What the people saying that don't understand is that the "faith" Poppof gave some people included the faith to stop taking their medicine and stop seeing their doctor. That's a kind of faith that can kill.

But you're forgetting - He may take you of your meds but he brings you faith in god. So god would save the person before he dies (prove that he wouldn't...)

Not to mention that even if a person died, he died with faith and thefore is eligible to get into heaven.

The mind of these naive fools is beyond human comprehention.
Well, at least beyond my comprehention.
 
That's not true.

Geller performed several tricks: moving a compass, bending spoons, drawing images that another man drew, guessing what's inside envelopes etc.

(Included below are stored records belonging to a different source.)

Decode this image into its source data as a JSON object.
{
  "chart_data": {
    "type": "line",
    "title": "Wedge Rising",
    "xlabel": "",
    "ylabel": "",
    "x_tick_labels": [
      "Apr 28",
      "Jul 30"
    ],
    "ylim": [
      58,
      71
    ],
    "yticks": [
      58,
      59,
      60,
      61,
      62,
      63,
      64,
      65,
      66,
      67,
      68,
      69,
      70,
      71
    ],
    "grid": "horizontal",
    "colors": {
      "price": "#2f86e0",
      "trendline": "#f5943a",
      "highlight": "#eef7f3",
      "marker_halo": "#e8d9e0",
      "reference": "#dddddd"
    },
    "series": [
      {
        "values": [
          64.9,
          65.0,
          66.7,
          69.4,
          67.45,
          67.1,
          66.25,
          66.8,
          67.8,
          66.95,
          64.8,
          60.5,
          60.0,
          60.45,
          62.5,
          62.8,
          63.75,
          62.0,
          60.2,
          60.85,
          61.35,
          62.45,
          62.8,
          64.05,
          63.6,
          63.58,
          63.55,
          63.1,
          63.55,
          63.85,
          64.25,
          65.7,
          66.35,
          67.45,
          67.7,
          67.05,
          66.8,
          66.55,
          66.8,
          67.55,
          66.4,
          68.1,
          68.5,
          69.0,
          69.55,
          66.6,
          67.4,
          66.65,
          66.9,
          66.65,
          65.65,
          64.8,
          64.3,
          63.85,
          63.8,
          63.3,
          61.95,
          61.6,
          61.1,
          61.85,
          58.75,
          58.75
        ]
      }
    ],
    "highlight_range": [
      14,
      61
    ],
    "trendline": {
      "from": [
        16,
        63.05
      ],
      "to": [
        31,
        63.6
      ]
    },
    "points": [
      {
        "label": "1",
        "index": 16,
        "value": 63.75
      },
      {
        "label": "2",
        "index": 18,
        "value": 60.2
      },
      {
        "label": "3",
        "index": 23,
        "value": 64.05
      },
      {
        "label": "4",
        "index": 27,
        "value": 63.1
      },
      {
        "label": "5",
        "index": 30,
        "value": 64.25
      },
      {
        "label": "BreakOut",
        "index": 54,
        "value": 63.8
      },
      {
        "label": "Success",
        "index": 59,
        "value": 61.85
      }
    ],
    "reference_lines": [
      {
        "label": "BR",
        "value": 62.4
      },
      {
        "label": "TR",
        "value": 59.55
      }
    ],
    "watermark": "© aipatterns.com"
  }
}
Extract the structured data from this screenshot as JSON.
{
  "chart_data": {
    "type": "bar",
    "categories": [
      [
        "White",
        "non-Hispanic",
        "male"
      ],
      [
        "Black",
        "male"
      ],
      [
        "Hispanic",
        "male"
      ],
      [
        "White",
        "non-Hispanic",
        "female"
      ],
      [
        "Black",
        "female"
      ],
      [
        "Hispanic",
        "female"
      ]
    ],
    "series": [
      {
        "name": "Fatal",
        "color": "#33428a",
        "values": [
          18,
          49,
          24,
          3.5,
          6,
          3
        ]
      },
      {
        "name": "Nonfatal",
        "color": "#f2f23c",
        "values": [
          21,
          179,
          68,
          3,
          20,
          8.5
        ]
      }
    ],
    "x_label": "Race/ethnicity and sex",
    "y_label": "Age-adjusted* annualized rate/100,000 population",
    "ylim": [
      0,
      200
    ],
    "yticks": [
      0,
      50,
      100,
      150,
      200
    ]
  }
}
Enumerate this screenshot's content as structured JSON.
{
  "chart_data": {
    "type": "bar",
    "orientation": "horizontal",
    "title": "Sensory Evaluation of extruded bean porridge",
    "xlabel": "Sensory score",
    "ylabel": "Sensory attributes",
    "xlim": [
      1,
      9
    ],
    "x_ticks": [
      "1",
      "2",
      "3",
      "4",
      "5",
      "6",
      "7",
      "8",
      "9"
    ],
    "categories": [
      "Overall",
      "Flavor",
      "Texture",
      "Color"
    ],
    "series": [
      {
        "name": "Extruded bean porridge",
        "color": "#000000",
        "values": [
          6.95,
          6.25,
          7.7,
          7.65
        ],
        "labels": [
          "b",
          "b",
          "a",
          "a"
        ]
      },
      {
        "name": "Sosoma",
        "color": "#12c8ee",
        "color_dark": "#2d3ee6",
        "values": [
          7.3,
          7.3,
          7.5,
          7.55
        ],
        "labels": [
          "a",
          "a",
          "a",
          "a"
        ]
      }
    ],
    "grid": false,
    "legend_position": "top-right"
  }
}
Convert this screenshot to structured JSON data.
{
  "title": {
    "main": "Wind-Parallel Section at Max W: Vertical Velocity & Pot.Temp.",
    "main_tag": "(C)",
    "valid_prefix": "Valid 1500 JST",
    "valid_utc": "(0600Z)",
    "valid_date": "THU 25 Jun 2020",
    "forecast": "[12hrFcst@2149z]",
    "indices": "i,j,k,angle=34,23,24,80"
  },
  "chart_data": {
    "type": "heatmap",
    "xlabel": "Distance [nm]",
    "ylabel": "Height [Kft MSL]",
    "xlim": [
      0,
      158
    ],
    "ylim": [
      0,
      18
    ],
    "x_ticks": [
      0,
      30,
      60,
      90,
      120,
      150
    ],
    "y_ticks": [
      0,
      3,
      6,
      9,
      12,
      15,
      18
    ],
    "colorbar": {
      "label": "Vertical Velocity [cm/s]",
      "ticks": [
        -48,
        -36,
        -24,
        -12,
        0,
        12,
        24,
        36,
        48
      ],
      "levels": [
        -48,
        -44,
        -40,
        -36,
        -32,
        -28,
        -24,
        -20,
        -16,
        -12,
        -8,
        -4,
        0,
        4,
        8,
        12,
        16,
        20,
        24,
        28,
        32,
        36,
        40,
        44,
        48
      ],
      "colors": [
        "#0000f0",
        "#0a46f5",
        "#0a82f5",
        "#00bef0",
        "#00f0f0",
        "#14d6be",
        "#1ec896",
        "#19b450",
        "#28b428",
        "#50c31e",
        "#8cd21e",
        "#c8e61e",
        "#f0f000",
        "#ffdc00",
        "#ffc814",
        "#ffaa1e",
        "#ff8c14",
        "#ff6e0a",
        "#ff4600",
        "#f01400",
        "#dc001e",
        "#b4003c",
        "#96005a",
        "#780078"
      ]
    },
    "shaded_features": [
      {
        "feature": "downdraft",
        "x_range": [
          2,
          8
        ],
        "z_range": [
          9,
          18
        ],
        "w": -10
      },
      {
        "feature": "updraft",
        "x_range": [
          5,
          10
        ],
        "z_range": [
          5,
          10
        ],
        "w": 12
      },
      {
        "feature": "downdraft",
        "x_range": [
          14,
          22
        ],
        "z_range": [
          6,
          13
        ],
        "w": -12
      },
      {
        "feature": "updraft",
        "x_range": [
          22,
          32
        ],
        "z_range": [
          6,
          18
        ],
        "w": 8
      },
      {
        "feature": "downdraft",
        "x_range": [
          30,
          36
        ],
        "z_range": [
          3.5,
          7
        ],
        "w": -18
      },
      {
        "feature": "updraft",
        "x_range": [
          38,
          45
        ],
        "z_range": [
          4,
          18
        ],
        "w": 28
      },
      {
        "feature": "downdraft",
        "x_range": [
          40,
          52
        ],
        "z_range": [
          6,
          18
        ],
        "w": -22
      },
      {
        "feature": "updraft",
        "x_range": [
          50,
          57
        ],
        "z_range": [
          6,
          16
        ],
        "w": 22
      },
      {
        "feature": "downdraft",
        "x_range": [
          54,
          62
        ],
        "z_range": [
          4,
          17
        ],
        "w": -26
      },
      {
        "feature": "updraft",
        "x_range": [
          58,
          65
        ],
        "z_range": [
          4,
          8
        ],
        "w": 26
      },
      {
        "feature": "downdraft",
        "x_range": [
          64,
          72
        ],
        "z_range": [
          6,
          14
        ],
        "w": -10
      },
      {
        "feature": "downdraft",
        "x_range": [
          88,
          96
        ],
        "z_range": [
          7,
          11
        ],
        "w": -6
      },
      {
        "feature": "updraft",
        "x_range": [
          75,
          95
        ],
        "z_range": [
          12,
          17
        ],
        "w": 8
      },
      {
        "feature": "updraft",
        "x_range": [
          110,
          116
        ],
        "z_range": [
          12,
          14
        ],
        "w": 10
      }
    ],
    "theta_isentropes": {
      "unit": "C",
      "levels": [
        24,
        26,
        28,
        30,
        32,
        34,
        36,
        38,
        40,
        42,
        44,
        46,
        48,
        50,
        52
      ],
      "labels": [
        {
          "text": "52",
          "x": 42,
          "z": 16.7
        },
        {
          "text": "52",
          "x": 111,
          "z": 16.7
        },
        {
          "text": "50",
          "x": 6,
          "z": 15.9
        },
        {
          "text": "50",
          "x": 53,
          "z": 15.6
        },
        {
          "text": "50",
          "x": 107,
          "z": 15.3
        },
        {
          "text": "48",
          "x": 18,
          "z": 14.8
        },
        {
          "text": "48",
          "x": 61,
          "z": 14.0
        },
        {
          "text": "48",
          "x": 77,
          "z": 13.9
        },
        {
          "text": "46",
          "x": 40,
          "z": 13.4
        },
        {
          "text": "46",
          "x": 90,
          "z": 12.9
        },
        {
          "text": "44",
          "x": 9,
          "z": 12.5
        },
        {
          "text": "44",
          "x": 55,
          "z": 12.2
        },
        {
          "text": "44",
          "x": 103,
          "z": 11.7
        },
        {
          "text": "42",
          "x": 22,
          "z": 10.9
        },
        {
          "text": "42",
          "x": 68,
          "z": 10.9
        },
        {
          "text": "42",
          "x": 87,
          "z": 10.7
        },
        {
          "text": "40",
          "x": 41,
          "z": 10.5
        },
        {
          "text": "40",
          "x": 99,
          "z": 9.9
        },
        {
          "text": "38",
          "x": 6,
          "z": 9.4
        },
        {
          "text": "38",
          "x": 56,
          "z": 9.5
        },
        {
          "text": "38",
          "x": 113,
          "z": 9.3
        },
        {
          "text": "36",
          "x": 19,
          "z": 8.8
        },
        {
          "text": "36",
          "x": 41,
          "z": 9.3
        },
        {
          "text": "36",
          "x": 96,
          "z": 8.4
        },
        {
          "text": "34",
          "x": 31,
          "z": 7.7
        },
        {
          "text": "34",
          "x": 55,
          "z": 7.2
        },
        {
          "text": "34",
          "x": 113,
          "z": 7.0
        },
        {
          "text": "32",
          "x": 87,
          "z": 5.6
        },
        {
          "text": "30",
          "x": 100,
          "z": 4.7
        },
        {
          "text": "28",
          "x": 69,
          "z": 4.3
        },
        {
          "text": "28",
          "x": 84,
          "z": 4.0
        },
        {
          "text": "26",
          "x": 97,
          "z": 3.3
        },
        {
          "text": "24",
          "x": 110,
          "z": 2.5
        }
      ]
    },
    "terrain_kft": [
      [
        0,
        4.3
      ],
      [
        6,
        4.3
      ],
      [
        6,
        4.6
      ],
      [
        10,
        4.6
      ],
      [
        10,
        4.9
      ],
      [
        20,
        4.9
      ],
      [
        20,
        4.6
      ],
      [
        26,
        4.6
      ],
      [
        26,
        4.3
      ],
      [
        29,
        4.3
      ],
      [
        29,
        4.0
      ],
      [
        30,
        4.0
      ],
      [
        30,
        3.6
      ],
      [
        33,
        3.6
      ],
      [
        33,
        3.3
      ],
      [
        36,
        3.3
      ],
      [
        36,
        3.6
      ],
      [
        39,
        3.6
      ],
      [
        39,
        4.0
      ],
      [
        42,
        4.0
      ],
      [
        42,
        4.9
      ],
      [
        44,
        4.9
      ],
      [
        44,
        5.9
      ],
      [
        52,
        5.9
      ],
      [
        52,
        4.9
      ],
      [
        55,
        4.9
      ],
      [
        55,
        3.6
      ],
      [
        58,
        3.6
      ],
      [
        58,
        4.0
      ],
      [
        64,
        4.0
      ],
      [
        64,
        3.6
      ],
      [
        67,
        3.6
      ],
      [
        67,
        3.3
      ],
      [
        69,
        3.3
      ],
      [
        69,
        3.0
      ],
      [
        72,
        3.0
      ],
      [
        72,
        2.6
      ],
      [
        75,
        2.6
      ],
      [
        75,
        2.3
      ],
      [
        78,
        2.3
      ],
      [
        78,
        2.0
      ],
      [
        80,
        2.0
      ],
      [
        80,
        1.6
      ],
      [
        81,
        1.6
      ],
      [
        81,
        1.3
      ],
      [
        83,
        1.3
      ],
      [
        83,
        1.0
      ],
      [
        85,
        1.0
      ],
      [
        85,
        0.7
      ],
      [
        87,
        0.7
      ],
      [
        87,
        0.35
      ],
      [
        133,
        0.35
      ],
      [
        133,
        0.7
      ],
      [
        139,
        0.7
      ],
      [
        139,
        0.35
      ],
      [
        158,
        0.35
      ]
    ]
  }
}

Bending spoons was his most infamous tricks, but he has perfromed many others.
e

Not "many," no.

As far as I know, he is, at most, a four or five trick pony

  1. Bending spoons/keys
  2. Restarting "stopped" watches.
  3. Moving compass needles
  4. Replicating "sealed" drawings
  5. Identifying full film cannisters

I guess "making spectacularly wrong predictions" could be added to the list, but it's not really part of his "stage show."

So, while not a "one-trick pony", he still has a pitifully small repertoire that he has milked for decades.
 
e

Not "many," no.

As far as I know, he is, at most, a four or five trick pony
<snipped>

Okay, those were the ones I could recall.
Somehow I thought there were more.

I guess you're right - "many" was probably not the right word to use.